15. E, tratando-se as condições mínimas constantes do «contrato de prestação de serviço» de direitos indisponíveis, em caso algum será possível o recurso a um “tribunal arbitral”, porquanto tal não é permitido quer pelo disposto no n.º 1 do artigo 2.º do Decreto-Lei n.º 29/96/M, de 11 de Junho, como pelo disposto na al. a) do n.º 3 do art. 29.º do Código de Processo Civil;
16. De onde se retira que ao contrário do que concluiu o douto despacho, por estarem em causa direitos indisponíveis, sempre se leria de concluir pela incompetência de qualquer ''tribunal arbitral” em razão da matéria e, bem assim, pela competência do Tribunal a quo para julgar a causa.

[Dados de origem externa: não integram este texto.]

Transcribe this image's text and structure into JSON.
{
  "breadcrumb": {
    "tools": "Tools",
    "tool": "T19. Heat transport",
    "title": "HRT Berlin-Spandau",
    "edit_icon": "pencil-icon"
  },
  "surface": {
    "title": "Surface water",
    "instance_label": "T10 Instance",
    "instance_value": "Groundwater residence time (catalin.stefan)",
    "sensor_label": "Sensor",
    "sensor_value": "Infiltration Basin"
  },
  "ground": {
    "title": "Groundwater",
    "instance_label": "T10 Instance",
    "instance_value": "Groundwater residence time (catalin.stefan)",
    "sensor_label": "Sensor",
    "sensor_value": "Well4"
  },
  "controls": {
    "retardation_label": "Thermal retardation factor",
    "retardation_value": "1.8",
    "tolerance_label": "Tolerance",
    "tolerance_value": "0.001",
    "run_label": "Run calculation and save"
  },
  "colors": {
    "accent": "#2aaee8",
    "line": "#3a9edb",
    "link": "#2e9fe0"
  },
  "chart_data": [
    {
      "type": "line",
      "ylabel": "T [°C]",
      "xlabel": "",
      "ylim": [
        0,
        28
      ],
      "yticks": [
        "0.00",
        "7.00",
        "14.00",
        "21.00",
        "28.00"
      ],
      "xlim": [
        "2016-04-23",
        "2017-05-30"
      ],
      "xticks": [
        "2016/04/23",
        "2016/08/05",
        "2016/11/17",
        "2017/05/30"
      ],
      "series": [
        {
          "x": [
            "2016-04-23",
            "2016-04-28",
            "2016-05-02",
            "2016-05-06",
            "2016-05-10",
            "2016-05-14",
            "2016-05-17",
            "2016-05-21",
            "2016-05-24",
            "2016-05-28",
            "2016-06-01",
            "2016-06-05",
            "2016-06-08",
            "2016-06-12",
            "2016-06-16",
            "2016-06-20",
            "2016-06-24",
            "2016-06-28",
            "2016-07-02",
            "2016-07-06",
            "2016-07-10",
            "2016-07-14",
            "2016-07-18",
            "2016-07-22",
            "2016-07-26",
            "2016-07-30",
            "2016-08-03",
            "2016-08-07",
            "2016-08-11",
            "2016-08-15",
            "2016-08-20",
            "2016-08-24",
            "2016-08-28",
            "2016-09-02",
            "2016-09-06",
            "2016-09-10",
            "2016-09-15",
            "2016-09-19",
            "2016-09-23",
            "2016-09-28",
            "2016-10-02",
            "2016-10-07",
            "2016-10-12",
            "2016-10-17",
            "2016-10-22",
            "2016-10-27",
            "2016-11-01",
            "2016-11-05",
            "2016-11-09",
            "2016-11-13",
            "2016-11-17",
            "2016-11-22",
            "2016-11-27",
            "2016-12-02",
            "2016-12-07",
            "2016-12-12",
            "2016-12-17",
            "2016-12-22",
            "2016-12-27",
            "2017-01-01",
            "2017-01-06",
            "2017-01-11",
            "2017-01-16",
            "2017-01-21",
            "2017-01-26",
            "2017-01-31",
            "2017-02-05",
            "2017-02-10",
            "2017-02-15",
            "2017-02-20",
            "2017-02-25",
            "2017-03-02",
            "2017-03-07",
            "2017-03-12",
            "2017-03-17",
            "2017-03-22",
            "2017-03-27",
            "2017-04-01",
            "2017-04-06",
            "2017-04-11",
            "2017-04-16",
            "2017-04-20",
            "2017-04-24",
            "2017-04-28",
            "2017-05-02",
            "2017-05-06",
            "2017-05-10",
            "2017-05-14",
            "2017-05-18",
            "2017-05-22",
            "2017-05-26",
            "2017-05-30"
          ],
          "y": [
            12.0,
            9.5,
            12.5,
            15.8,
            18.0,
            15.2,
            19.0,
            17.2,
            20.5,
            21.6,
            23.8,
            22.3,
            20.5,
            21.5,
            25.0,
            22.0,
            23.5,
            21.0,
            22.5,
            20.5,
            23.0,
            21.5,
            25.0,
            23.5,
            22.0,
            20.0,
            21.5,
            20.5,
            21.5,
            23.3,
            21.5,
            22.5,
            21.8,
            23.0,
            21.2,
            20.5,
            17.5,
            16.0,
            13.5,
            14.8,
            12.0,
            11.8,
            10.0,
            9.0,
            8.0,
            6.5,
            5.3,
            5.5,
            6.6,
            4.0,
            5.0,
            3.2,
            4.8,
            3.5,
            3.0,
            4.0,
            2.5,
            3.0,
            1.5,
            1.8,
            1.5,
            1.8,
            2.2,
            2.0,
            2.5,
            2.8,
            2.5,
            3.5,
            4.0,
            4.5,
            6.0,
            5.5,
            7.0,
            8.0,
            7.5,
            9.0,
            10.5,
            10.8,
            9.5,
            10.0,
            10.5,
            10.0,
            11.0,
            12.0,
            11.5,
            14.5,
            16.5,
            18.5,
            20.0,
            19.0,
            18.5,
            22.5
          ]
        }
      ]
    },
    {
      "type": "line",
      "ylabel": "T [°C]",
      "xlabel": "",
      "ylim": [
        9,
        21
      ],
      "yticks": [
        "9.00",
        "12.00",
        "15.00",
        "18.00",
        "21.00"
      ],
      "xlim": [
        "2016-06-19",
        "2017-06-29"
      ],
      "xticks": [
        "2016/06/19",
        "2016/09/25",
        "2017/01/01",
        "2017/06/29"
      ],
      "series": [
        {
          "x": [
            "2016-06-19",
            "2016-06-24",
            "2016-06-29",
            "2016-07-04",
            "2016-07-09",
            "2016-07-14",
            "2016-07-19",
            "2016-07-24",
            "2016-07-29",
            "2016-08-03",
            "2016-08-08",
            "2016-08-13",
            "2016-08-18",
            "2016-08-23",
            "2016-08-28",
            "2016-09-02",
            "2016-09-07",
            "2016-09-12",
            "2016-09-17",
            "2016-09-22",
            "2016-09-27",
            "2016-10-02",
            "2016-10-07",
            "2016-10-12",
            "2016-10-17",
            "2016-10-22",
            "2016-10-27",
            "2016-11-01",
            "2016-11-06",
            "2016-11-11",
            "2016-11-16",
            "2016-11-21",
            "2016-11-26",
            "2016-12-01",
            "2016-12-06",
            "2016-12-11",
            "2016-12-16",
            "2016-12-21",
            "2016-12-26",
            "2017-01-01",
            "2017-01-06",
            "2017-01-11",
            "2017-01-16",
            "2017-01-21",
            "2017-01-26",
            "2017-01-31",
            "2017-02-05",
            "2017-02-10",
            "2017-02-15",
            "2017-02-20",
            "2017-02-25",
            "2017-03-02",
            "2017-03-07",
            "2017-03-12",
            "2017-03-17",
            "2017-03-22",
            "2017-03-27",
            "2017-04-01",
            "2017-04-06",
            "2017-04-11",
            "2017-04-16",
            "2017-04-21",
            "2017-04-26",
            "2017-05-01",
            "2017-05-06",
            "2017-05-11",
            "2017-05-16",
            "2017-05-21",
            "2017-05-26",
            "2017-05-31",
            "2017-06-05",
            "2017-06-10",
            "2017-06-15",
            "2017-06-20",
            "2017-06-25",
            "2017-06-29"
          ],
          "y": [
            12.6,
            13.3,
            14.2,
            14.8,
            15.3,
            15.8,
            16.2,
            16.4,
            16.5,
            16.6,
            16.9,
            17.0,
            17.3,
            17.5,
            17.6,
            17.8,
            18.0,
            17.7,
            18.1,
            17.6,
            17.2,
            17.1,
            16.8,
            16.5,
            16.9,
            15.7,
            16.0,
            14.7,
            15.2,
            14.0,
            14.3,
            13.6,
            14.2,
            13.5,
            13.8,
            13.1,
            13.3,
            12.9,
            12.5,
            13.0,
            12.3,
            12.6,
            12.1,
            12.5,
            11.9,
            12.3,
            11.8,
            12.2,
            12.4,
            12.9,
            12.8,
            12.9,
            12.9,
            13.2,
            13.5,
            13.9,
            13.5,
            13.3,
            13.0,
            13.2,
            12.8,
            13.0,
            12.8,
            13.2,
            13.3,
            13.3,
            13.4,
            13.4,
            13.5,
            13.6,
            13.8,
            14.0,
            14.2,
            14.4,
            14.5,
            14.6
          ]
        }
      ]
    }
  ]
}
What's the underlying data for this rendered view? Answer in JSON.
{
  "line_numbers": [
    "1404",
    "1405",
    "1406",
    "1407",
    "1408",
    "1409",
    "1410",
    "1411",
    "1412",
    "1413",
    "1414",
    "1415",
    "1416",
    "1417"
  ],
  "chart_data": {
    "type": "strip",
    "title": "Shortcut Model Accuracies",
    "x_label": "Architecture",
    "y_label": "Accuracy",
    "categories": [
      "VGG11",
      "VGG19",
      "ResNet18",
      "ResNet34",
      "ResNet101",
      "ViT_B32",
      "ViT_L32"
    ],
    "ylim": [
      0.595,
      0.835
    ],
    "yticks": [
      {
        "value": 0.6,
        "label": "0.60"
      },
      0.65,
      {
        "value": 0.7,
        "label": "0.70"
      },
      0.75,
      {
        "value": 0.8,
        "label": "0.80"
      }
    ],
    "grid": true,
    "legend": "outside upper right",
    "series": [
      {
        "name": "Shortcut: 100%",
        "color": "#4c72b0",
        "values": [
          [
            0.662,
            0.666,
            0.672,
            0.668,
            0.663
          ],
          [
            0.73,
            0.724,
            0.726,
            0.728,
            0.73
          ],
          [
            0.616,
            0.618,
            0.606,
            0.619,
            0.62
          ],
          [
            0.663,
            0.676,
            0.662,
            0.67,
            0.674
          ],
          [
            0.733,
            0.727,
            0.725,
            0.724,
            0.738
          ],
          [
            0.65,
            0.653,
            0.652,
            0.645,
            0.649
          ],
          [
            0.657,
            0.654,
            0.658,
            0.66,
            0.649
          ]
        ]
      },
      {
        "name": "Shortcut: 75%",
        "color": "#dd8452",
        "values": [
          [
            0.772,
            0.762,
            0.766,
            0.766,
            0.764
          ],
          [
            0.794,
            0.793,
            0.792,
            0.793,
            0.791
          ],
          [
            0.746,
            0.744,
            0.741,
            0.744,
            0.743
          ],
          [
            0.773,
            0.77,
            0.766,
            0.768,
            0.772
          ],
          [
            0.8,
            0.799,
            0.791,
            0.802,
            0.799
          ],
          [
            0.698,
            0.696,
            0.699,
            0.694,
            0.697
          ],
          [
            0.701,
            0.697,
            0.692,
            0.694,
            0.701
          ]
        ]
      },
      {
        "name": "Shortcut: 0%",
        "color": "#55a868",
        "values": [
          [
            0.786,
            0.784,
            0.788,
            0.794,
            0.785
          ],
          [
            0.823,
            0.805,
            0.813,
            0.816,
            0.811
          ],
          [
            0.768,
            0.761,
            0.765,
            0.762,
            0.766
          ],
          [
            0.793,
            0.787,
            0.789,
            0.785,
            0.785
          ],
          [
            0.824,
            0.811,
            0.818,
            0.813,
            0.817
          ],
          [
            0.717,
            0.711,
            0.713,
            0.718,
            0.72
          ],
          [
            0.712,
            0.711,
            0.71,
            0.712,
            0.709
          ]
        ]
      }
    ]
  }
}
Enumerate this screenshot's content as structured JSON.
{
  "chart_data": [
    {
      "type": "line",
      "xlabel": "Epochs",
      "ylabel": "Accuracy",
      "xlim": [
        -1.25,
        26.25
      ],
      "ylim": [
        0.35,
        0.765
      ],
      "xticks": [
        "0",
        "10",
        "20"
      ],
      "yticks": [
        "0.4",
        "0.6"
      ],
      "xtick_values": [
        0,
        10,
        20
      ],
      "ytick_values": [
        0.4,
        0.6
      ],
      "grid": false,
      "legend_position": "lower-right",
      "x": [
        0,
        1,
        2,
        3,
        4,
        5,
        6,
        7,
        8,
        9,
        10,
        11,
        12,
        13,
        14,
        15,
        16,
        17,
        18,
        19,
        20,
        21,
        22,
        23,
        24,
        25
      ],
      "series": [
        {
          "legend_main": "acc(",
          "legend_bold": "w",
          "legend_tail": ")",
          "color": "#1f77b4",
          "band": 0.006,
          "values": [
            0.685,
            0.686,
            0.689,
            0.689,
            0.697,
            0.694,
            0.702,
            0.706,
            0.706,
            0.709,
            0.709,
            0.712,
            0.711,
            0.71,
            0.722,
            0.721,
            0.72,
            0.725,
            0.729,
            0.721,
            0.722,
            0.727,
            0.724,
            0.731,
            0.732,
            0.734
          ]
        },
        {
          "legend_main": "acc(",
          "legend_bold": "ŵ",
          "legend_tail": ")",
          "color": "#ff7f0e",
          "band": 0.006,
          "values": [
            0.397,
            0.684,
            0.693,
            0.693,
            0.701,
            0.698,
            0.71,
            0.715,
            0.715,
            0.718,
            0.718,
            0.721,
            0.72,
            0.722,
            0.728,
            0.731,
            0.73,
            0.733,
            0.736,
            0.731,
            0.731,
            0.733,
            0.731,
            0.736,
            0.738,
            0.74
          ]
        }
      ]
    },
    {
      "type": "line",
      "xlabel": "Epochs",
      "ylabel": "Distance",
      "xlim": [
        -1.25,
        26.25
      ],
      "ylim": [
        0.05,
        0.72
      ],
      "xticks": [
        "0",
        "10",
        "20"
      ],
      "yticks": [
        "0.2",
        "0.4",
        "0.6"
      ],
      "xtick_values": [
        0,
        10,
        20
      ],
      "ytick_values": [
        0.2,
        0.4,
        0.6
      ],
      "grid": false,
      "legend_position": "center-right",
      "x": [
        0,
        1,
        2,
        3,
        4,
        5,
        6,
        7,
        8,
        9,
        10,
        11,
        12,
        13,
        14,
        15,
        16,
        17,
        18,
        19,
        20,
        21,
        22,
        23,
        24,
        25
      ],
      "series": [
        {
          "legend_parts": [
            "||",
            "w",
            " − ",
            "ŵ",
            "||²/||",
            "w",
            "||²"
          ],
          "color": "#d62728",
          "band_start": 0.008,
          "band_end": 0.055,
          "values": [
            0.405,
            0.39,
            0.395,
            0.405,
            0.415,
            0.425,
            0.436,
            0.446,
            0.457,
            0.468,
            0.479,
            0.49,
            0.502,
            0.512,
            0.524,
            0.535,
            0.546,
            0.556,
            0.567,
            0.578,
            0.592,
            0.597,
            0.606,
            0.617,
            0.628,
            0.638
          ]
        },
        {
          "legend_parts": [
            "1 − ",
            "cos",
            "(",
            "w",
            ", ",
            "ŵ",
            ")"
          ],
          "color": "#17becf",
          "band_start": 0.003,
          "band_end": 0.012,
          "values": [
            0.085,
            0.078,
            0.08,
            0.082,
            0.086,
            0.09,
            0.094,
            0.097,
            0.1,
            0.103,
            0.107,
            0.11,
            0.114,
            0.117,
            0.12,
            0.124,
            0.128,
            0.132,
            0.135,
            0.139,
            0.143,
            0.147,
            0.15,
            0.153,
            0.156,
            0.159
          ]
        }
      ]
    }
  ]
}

A não se entender assim, existe um erro de julgamento.
17. Exigir que o Autor tenha de suportar os custos com vista à constituição e funcionamento de um “tribunal arbitral”, implica uma inaceitável e intolerável dificultação do acesso ao direito e aos tribunais e, em último caso, uma verdadeira denegação de justiça.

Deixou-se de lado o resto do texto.